In Microstation v8i I have an mdl app called SWA that drew a rectangle (in 2d or a cube in 3d) showing the extent of the solid working area. Does anyone know a way of doing this in Connect? It's really useful for explaining to people why they are having problems with geometry that's way outside the SWA.

Thanks

Duncan 

  • Duncan,

    That's not how the solids working area is handled, it's a scale, not a volume. No single solid can have extents larger than the solid extent, but it can be positioned anywhere you want in the dgn*.

    * Keeping in mind that with double precision floating point you have the most accuracy near 0.

    -B



  • Thank Brian. I'm not sure I was clear. The mdl didn't create any geometry. it just indicated the area which I understand to be the swa within which the accuracy was high. I want to encourage our users to draw near 0 and remap coordinates if required so that when we export geometry to other apps ie Rhino and Revit we can bring it in without issue.

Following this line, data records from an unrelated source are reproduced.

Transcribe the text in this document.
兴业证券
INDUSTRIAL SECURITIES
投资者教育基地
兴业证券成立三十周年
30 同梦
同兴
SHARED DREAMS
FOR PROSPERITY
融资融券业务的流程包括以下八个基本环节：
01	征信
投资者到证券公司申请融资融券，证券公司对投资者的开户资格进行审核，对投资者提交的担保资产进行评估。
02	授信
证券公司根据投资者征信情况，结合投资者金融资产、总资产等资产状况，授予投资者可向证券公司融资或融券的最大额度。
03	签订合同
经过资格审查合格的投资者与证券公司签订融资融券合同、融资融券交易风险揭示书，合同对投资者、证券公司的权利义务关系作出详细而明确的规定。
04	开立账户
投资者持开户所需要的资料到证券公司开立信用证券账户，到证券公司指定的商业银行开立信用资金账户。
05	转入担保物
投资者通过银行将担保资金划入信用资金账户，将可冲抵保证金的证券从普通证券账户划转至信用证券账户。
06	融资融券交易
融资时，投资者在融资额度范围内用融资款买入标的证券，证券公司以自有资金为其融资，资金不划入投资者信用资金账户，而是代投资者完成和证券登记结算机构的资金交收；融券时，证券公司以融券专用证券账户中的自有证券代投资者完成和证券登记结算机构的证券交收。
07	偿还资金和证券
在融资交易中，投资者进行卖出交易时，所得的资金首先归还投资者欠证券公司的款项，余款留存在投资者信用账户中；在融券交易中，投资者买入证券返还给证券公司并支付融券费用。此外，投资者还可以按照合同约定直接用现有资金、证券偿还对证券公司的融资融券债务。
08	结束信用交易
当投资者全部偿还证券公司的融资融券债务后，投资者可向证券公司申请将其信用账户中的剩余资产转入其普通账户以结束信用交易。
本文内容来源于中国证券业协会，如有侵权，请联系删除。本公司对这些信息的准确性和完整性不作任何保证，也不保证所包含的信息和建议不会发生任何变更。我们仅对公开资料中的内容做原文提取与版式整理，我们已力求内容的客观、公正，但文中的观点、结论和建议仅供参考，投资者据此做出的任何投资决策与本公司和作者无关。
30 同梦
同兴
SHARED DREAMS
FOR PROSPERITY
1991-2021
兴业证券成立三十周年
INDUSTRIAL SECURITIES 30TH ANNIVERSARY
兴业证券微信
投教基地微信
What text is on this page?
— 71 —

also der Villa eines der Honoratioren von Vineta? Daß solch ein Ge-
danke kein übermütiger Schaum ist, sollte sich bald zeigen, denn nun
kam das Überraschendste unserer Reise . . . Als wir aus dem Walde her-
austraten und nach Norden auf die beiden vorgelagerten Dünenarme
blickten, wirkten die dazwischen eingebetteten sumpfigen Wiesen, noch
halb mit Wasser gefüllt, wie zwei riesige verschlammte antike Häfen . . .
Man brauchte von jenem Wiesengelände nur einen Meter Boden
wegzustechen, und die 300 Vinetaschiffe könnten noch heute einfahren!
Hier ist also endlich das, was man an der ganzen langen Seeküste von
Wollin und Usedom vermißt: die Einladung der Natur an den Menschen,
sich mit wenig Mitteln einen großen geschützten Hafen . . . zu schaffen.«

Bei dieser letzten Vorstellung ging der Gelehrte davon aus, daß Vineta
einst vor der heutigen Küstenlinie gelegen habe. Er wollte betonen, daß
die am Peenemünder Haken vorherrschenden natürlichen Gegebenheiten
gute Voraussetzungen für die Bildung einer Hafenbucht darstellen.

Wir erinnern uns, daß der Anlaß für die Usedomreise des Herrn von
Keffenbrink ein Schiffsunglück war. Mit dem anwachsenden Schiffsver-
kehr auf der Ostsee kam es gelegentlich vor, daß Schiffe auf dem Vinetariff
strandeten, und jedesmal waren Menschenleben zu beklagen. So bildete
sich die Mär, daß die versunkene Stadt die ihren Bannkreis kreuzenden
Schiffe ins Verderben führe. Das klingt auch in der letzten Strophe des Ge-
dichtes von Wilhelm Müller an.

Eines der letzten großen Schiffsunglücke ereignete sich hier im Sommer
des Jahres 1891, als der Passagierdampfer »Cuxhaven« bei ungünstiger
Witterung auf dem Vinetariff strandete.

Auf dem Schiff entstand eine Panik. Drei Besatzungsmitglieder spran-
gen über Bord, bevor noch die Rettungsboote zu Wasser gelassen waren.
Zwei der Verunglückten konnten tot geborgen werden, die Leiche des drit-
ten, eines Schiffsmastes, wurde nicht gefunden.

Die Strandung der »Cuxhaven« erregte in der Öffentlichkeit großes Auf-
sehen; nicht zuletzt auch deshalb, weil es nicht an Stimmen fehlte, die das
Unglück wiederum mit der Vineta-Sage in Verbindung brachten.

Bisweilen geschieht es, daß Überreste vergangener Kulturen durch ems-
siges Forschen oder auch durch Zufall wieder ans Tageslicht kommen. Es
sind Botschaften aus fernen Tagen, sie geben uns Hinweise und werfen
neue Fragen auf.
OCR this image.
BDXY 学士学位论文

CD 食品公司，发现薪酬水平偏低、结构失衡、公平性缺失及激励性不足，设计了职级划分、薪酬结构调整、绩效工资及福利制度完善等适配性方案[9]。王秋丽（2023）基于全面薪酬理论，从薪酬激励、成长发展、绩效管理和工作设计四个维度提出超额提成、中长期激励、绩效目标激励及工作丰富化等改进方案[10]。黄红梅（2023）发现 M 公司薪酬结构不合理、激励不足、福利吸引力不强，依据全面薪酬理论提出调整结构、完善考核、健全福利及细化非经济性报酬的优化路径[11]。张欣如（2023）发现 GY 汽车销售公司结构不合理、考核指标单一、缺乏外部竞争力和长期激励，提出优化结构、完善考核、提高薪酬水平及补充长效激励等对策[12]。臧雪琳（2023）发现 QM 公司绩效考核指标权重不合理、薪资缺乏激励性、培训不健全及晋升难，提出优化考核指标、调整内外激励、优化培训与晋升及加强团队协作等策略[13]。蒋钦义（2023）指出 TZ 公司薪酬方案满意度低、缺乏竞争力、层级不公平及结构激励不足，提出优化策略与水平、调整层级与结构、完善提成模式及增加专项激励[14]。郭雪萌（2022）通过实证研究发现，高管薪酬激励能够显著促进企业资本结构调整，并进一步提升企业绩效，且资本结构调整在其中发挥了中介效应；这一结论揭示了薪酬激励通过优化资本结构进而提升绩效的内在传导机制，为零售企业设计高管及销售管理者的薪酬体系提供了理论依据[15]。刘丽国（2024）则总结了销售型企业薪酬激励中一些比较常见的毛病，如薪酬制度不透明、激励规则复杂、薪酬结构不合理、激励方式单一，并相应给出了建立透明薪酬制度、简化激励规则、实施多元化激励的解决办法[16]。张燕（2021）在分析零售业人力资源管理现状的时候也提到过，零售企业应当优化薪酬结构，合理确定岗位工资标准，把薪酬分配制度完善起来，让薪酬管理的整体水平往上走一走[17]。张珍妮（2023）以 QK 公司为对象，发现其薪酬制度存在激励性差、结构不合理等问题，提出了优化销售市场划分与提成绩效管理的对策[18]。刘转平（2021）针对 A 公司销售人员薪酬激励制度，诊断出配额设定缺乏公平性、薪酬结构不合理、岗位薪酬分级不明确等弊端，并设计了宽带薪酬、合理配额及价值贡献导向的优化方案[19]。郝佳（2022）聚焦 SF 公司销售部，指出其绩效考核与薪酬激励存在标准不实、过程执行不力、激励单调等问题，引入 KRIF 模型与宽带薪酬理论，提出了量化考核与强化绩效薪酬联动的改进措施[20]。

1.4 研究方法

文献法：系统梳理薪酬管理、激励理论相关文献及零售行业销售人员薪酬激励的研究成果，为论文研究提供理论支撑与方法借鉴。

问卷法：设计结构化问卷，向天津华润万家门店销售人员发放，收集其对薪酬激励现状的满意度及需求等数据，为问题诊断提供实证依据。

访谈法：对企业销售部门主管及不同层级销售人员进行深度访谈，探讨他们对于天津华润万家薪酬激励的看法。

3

  • it just indicated the area which I understand to be the swa within which the accuracy was high.

    Modeling close to 0 is always a good idea, and wanting to do so in order to facilitate export to another format is a reasonable requirement, so while I understand why you liked this app, it was erroneous that this app would lead someone to believe a solid that is 2 km from the origin when the swa is 1 km is invalid for the dgn format.

    The solids extent is implemented as a scale from uors to solid kernel coordinates, operations on the solid are performed in the solid's local coordinate system, not design file coordinates. I don't know the history of this app, but the reason such a feature doesn't exist in MicroStation is that it would re-enforce the incorrect notion that the swa is a volume centered at 0.

    -B



  • In our case if we are using Ordnance Survey coordinates and modelling a building in London, then we are more than 500 kilometres from the origin. Clearly .dgn can do this but I know from past experience that doing so causes problems with rendering and accuracy as well as translation to other apps. How does it work with 2d geometry? My experience is that lines drawn that far from 0 have problems with snapping and accurate location of snaps. 

  • My experience is that lines drawn that far from 0 have problems with snapping and accurate location of snaps. 

    Yes, there can be double precision floating point issues when you are millions of uors away from 0,0,0 that are unrelated to the swa, the swa only applies to breps (smart solids, etc.).

    The recommended approach is to model near 0,0,0 (uors) and specify a global origin to define the geometry's location in the world. But again, this is just good practice for how numbers are represented, it's not because of the solid extent setting.

    What you don't want is people changing the swa to 1000 km and thinking, now everything is inside the swa and I'm good to go...because again, the swa is just a scale. It's basically just determining how far apart in uors 2 points need to be to be considered unique, etc.